The country overheated – just like Ontario in Canada – because of the sustained above average growth. In addition, Ireland had more exposure to the financial meltdown than Ontario. Housing prices have dropped and unemployment is around 13%.
It’s important to point out, just like Ontario, that the recent economic retrenchment is only a fraction of the economic build up over the past two decades. It is clear that countries and jurisdictions that overheat end up with a correction at some point.
But I am bullish on Ireland. Their economic development infrastructure (people, programs and policy tools) is still robust and – I would argue – among the best in the world. They will need to do some recalibration now – because eastern Europe has been eroding some of the country’s value proposition.
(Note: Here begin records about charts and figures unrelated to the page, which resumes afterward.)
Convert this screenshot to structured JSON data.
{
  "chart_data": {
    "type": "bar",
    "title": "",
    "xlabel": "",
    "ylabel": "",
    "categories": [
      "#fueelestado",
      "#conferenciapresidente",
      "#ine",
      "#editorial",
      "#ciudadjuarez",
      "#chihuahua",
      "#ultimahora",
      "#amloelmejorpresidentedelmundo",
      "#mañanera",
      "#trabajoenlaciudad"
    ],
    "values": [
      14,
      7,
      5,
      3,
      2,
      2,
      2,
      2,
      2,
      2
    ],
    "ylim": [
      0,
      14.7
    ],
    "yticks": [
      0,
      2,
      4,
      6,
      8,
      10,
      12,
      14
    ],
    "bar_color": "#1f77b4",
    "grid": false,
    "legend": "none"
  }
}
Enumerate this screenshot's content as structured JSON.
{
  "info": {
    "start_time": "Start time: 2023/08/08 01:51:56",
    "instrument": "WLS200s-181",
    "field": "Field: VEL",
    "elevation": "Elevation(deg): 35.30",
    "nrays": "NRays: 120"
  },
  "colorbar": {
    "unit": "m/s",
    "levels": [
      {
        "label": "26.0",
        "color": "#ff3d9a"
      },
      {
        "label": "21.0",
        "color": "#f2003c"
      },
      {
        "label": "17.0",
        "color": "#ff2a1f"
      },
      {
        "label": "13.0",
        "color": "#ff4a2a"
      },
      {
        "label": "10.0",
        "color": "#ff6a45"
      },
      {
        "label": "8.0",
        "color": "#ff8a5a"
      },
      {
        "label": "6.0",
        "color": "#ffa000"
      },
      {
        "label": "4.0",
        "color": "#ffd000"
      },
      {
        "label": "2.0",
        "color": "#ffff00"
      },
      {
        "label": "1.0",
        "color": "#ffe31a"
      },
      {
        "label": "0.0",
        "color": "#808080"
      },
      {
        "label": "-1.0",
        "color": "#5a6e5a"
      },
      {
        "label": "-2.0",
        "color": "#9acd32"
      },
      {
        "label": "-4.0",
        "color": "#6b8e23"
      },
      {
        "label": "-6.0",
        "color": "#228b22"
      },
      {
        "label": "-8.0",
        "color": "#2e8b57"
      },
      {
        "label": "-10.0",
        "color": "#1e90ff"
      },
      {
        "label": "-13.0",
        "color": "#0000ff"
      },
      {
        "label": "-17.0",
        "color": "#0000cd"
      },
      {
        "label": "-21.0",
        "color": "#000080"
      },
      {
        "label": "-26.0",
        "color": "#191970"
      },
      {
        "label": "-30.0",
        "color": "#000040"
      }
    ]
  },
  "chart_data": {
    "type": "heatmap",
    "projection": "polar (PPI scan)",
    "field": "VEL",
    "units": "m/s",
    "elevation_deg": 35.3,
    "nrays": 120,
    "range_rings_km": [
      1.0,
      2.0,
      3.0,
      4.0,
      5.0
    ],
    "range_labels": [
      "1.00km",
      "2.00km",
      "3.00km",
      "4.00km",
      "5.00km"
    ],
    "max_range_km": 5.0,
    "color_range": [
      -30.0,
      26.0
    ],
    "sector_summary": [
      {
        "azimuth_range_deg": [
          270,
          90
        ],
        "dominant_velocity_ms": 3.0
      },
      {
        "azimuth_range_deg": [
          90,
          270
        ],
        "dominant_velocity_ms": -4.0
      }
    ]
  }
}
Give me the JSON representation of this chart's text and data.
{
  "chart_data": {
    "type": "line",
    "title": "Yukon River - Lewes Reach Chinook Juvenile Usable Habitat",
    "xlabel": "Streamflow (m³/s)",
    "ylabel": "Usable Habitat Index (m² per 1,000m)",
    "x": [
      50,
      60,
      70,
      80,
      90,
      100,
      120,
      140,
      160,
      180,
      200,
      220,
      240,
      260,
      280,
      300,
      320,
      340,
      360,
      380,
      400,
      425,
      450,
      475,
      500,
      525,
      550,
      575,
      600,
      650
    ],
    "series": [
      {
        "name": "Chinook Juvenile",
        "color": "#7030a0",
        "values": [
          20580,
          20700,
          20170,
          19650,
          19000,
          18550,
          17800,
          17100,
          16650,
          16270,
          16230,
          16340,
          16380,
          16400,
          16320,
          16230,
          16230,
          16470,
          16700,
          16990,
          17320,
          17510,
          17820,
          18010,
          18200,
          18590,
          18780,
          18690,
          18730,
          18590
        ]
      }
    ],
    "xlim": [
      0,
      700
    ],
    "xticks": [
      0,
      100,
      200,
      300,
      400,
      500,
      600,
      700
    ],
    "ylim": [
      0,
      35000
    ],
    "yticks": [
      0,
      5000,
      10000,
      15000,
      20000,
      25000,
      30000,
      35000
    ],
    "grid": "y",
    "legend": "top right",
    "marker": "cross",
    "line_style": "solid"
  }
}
The G&M has an article talking about a construction worker who was making 150k Euros per year because of the massively overheated construction market during the overheated phase of the economy.
Rapid growth does change things. You move from reducing local unemployment to attracting expatriates to attracting immigrants. That does change the dynamic. You end up with very significant growth in housing and other costs of living. That forces up wages but also makes urban centres less attractive for workers starting into the workforce. And, maybe a bit counterintuitively, it forces a rapid escalation of government spending because there is a lag between the spending on public infrastructure and the time it takes to get that investment back through tax revenue.
But Ireland will be back. Just like Ontario and, yes, just like California. California has been – with a few fits and starts – an above average economic growth engine in the U.S. 200 years. There are those who say this is the end of the road. I disagree.
There is an enormous store of capital, goodwill, entrepreneurial spirit and just plain scale in these places that is brought to bear when times get really tough.